Sparked by the killing of Mahsa Jina Amini, rooted in decades of oppression.
Our sisters in Afghanistan also endure unspeakable suffering under the Taliban’s gender apartheid regime. They are banned from education, employment, and public life. punished simply for being a woman.
beyond our region, women and girls across the globe face gender-based violence, femicide, sexual abuse, harassment, and systemic discrimination daily.
So I ask you today , Isn’t it time we call gender apartheid a crime against humanity?
In 2025, in Iran a woman still needs a man’s permission to obtain a passport.
Violating the mandatory hijab law can lead to 74 lashes, imprisonment, or even having one’s car impounded.
Husbands can legally block their wives from working.
Singing and dancing by women in public is banned.
Girls are forced to wear the hijab as young as six years old.

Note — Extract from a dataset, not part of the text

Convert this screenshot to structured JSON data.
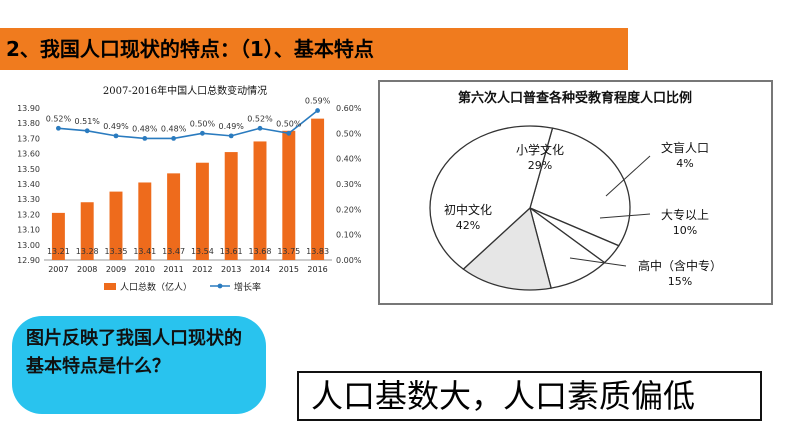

Execution sentences are still looming over married women accused of adultery while getting a divorce is often impossible for women under the Islamic Republic laws.
Abortion is criminalized unless pre approved.
Access to Birth control pills have been limited and there have been cases that doctors were pressured to report pregnancies.
Under the “Youthful Population and Protection of the Family” Law free access to condoms, birth control pills, and IUDs has been cut off — putting women’s health at risk.
These policies not only violate human rights but they are also pushing women toward dangerous underground alternatives.
This is systematic oppression.
This is gender apartheid and it must end.
The current legal framework fails to name the severity of this crime — leaving women in countries like Iran and Afghanistan with no protection.
For generations, women have endured violence, domination, and silence.
We cannot claim to stand for human rights while women’s rights are at risk.